According to IntelinAir CEO Al Eisaian, the company will fly 5 million acres in 2020, up from 1.8 million in 2019.
Darrel Thoma, manager of Dowson Farms, is one of the company’s largest customers. While not all of the acreage under Dowson Farms management falls under IntelinAir’s coverage area, he’s found it valuable on the fields that are covered.
“Even before we started using AgMRI, when we used to go out on our own, we would specifically look for fields where we would see premature death,” Thoma says, noting that with the IntelinAir platform, he doesn’t waste time searching for the dead zones on foot.
“We immediately redirect all of our combines and go out there and start harvesting the fields with premature death or hybrids that showed it. The yield losses in there and spreading out is very significant,” he adds.
IntelinAir concentrates nine of its flights before the crop’s canopy closes, including one bare ground flight at the very beginning. By the third or fourth flight, the crop reaches about 6 inches high.

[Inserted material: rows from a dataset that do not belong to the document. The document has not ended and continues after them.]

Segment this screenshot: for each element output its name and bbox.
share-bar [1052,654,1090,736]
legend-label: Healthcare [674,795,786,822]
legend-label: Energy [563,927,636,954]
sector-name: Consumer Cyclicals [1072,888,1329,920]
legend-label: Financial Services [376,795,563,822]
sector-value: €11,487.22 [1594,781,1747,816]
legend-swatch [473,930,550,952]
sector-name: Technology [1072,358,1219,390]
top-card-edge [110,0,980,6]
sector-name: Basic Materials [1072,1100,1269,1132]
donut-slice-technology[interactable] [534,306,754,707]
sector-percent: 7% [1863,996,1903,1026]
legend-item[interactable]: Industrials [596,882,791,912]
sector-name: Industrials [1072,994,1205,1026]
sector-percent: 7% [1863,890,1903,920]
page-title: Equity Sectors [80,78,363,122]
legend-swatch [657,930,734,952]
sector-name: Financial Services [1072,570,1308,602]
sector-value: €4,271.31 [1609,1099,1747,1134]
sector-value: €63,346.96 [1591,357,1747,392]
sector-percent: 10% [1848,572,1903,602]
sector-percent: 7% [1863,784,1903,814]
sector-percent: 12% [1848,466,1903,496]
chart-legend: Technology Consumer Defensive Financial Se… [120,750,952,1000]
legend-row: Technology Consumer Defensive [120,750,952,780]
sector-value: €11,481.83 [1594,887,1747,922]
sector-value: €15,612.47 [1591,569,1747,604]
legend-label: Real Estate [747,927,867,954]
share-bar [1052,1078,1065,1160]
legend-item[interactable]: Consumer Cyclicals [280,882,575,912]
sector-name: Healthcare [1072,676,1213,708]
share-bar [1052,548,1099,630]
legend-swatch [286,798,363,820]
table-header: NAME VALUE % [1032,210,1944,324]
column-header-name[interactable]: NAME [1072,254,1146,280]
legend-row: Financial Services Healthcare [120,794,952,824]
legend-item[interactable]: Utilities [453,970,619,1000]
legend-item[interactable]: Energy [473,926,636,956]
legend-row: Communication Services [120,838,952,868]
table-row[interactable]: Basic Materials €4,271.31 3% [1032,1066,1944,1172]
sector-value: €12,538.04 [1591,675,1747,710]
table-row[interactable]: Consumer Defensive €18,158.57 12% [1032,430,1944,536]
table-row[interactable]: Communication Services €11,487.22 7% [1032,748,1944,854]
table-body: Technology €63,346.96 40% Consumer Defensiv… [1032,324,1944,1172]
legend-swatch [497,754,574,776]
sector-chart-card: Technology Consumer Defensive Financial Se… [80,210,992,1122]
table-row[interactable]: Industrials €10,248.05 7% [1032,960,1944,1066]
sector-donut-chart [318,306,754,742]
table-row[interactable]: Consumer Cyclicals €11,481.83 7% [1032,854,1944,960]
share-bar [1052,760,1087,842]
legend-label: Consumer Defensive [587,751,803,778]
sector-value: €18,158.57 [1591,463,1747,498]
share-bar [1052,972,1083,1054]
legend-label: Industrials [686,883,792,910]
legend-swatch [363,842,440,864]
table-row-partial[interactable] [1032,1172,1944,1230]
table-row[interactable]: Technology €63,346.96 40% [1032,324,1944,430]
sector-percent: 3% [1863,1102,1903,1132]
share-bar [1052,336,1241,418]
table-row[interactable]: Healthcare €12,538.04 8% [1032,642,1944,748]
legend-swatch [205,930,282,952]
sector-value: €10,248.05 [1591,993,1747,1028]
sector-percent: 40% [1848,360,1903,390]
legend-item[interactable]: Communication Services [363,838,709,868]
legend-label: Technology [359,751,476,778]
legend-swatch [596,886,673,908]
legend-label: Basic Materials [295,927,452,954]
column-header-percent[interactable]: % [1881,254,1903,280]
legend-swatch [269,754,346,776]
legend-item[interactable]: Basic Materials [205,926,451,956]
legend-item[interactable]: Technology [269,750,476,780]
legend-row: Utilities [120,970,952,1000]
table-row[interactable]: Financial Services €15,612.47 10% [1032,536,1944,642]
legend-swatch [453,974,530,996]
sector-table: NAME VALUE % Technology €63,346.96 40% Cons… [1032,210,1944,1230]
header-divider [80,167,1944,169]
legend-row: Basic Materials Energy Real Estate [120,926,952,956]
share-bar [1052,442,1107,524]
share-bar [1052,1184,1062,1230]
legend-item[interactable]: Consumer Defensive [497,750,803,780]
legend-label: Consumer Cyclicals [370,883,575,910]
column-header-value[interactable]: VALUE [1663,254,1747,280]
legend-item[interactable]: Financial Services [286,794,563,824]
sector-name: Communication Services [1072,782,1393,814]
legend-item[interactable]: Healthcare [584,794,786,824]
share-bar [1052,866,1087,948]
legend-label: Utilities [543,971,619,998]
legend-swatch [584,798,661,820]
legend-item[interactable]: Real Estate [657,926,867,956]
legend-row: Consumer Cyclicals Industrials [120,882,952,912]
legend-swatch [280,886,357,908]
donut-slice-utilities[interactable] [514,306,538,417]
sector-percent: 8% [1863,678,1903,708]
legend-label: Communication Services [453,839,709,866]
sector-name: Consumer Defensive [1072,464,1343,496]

This allows for accurate emergence readings, says Josh Thornsbrough, vice president of sales and marketing and an Alvin, Ill., farmer.

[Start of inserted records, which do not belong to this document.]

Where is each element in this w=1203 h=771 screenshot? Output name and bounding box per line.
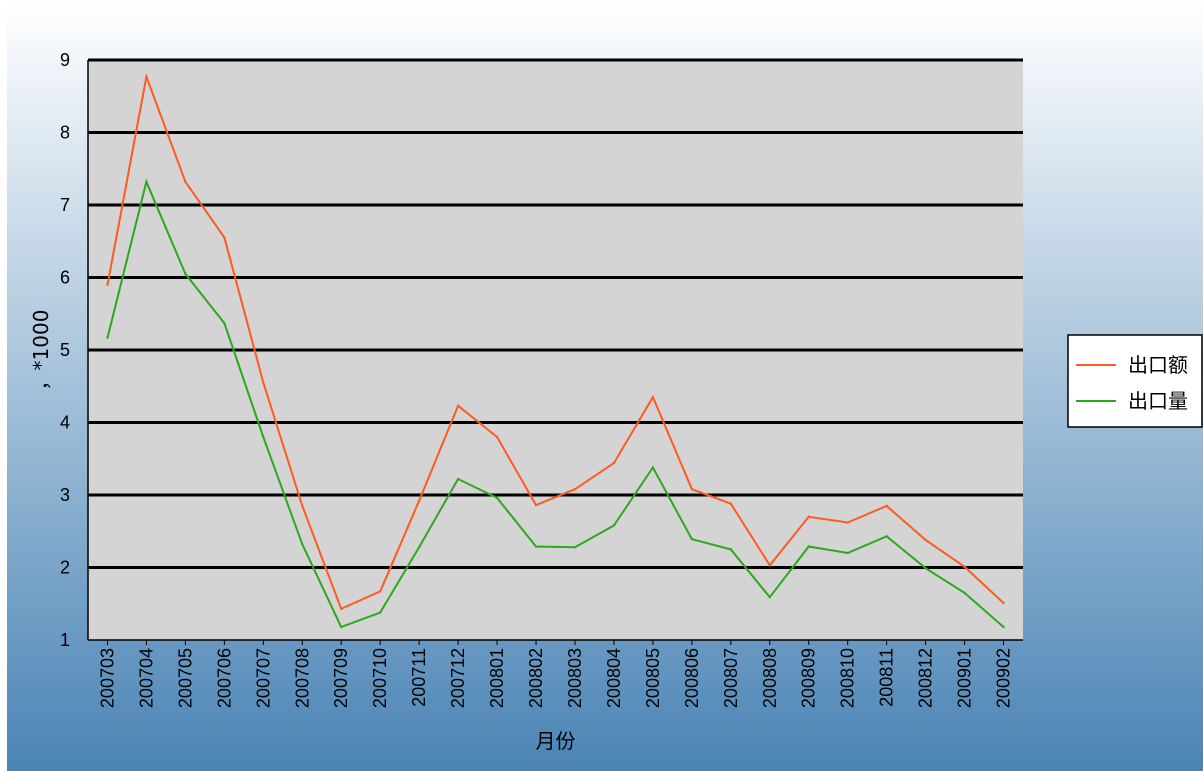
data-point [301,504,304,508]
y-tick-label: 5 [60,340,70,360]
x-tick-label: 200803 [565,648,585,708]
data-point [145,75,148,78]
data-point [223,321,226,325]
x-tick-label: 200706 [214,648,234,708]
data-point [573,488,577,491]
x-tick-label: 200811 [877,648,897,707]
x-tick-label: 200809 [799,648,819,708]
x-tick-label: 200710 [370,648,390,708]
x-tick-label: 200705 [175,648,195,708]
data-point [807,545,810,548]
data-point [106,336,109,339]
data-point [690,538,694,541]
x-tick-label: 200804 [604,648,624,708]
data-point [924,538,927,542]
data-point [456,477,460,481]
data-point [534,545,538,548]
data-point [690,488,694,491]
data-point [729,548,733,551]
data-point [1002,625,1005,629]
x-axis-title: 月份 [536,729,576,753]
data-point [378,590,382,593]
x-tick-label: 200812 [916,648,936,708]
data-point [846,551,849,555]
y-tick-label: 9 [60,50,70,70]
legend-box [1067,334,1203,428]
x-tick-label: 200709 [331,648,351,708]
y-tick-label: 6 [60,268,70,288]
data-point [340,607,343,611]
x-tick-label: 200805 [643,648,663,708]
data-point [184,180,187,183]
legend-label: 出口量 [1128,389,1188,413]
x-tick-label: 200806 [682,648,702,708]
data-point [417,499,421,502]
x-tick-label: 200810 [838,648,858,708]
data-point [573,546,577,549]
data-point [768,564,771,567]
data-point [846,521,849,524]
data-point [456,404,460,408]
data-point [885,535,888,538]
y-tick-label: 2 [60,558,70,578]
data-point [262,435,265,439]
data-point [963,591,966,595]
data-point [145,180,148,183]
data-point [534,503,538,507]
y-tick-label: 1 [60,630,70,650]
y-axis-title: ，*1000 [29,310,53,391]
data-point [378,611,382,614]
data-point [223,236,226,239]
data-point [340,625,343,629]
x-tick-label: 200711 [409,648,429,707]
data-point [651,395,655,399]
data-point [651,466,655,469]
x-tick-label: 200712 [448,648,468,708]
data-point [807,515,810,518]
data-point [768,596,771,599]
x-tick-label: 200704 [136,648,156,708]
data-point [612,524,616,527]
x-tick-label: 200703 [97,648,117,708]
x-tick-label: 200902 [994,648,1014,708]
data-point [885,504,888,508]
x-tick-label: 200807 [721,648,741,708]
x-tick-label: 200802 [526,648,546,708]
x-tick-label: 200708 [292,648,312,708]
data-point [1002,601,1005,605]
data-point [495,496,499,500]
x-tick-label: 200901 [955,648,975,708]
data-point [301,543,304,546]
data-point [729,502,733,505]
data-point [262,381,265,384]
data-point [924,567,927,570]
data-point [184,272,187,276]
data-point [612,461,616,465]
data-point [963,565,966,568]
y-tick-label: 3 [60,485,70,505]
y-tick-label: 7 [60,195,70,215]
x-tick-label: 200707 [253,648,273,708]
y-tick-label: 4 [60,413,70,433]
series-line-1 [106,72,1005,611]
data-point [106,283,109,286]
series-line-2 [106,178,1005,629]
data-point [495,435,499,439]
y-tick-label: 8 [60,123,70,143]
x-tick-label: 200801 [487,648,507,708]
legend-label: 出口额 [1128,353,1188,377]
x-tick-label: 200808 [760,648,780,708]
data-point [417,546,421,549]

The last four flights help plan harvest, with drydown progress observable thanks to the heat seeker component of AgMRI.
The 10-centimeter resolution plane imagery is precise enough to pinpoint and count rows early on, as well as to notice differences in color in emergent crops. Eisaian says updates made for the 2020 season have improved the accuracy of early emergence detection. IntelinAir algorithms automatically identify 10 different patterns for customers, too, helping them pinpoint things like broken tile drainage lines, plugged knives on the planter and more.
“We recently surveyed 20 of our customers from smallest to the largest. And the average return on the investment was $34 an acre,” Thornsbrough says, noting the return was earned from at least “10 good decision-making opportunities” the IntelinAir platform made customers aware of with time to act.

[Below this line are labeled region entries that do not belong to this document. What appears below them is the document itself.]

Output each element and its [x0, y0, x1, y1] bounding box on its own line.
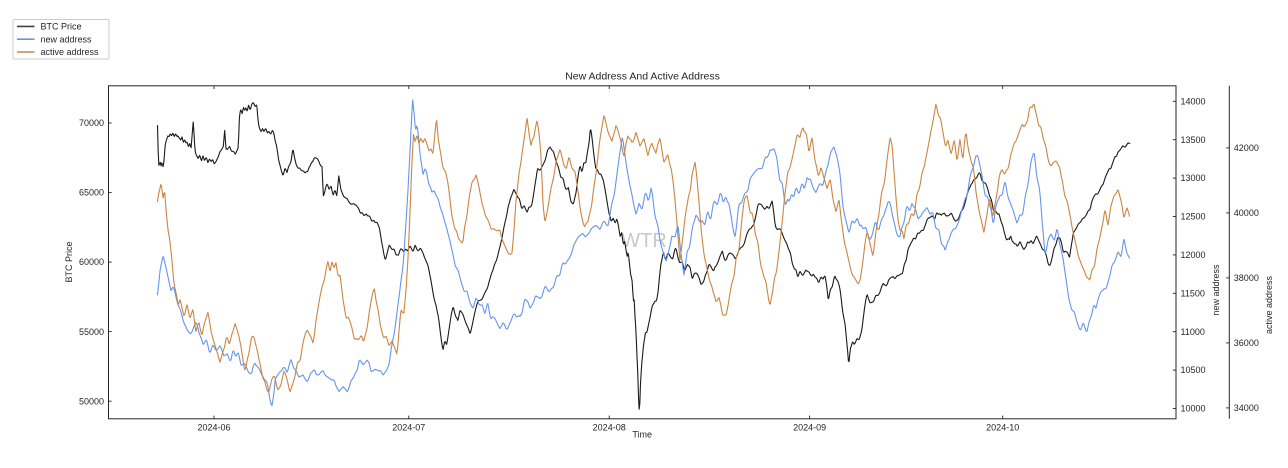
svg-text:13000: 13000 — [1181, 173, 1206, 183]
svg-text:55000: 55000 — [79, 327, 104, 337]
svg-text:10500: 10500 — [1181, 365, 1206, 375]
svg-text:14000: 14000 — [1181, 96, 1206, 106]
svg-text:2024-07: 2024-07 — [392, 422, 425, 432]
svg-text:11500: 11500 — [1181, 288, 1205, 298]
svg-text:BTC Price: BTC Price — [64, 241, 74, 282]
svg-text:13500: 13500 — [1181, 135, 1206, 145]
svg-text:11000: 11000 — [1181, 327, 1205, 337]
svg-text:active address: active address — [1264, 275, 1274, 334]
svg-text:BTC Price: BTC Price — [41, 22, 82, 32]
svg-text:38000: 38000 — [1234, 273, 1259, 283]
svg-text:34000: 34000 — [1234, 403, 1259, 413]
svg-text:Time: Time — [632, 430, 652, 440]
svg-text:New Address And Active Address: New Address And Active Address — [565, 71, 720, 83]
svg-text:10000: 10000 — [1181, 404, 1206, 414]
svg-text:2024-09: 2024-09 — [793, 422, 826, 432]
svg-text:70000: 70000 — [79, 118, 104, 128]
svg-text:50000: 50000 — [79, 396, 104, 406]
svg-text:12000: 12000 — [1181, 250, 1206, 260]
svg-text:2024-08: 2024-08 — [593, 422, 626, 432]
svg-text:36000: 36000 — [1234, 338, 1259, 348]
svg-text:65000: 65000 — [79, 188, 104, 198]
svg-text:12500: 12500 — [1181, 212, 1206, 222]
svg-text:2024-10: 2024-10 — [986, 422, 1019, 432]
svg-text:60000: 60000 — [79, 257, 104, 267]
svg-text:active address: active address — [41, 47, 100, 57]
svg-text:42000: 42000 — [1234, 143, 1259, 153]
svg-text:40000: 40000 — [1234, 208, 1259, 218]
svg-text:new address: new address — [41, 34, 93, 44]
svg-text:new address: new address — [1211, 264, 1221, 316]
svg-text:2024-06: 2024-06 — [197, 422, 230, 432]
svg-text:WTR: WTR — [621, 230, 667, 252]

“Whether it be replanting or nutrient deficiency, we’ve seen all these problems across the entire customer base. So if you didn’t detect that you had a downforce problem on one of your planters or a weed infestation, we will,” he adds.
COORDINATION: IntelinAir’s largest strength lies in being able make coordinating tasks among ag retailers, agronomists and employees easier, says Josh Thornsbrough, vice president of sales and marketing.
Eisaian says the $5 per acre may change as membership grows, but the investment “pays for itself” by giving producers instant information about what’s happening in their field. If prices surge as harvest begins, the app can, for example, help to coordinate harvest of dried-down fields faster.
He hopes IntelinAir will be free for farmers in the near future, offered as a service through seed dealers and insurance providers.
“If you have any type of weather-related damage, this automatically calculates what your damage is, so you can just share that with your insurance adjuster so he doesn’t have to drive hundreds of miles to get to your field,” Eisaian says, noting USDA could offer membership to an IntelinAir-like service to lower the amount of payouts the agency has to give out.
AgMRI also uses continuously updated satellite data to monitor color changes and weather outside of the 13 flights. When users are examining a field with AgMRI, a recent update now allows them to look at the weather history of the field.
Thornsbrough says IntelinAir’s largest strength lies in being able to coordinate tasks among ag retailers, agronomists and employees faster than they could before.
“You can send a crop specialist a scouting request through AgMRI. Then it will pop into their interface. They go scout it, and attach a pin and a picture. And that’s true, streamlined digital collaboration. No more calling up 20 different people,” Thornsbrough concludes.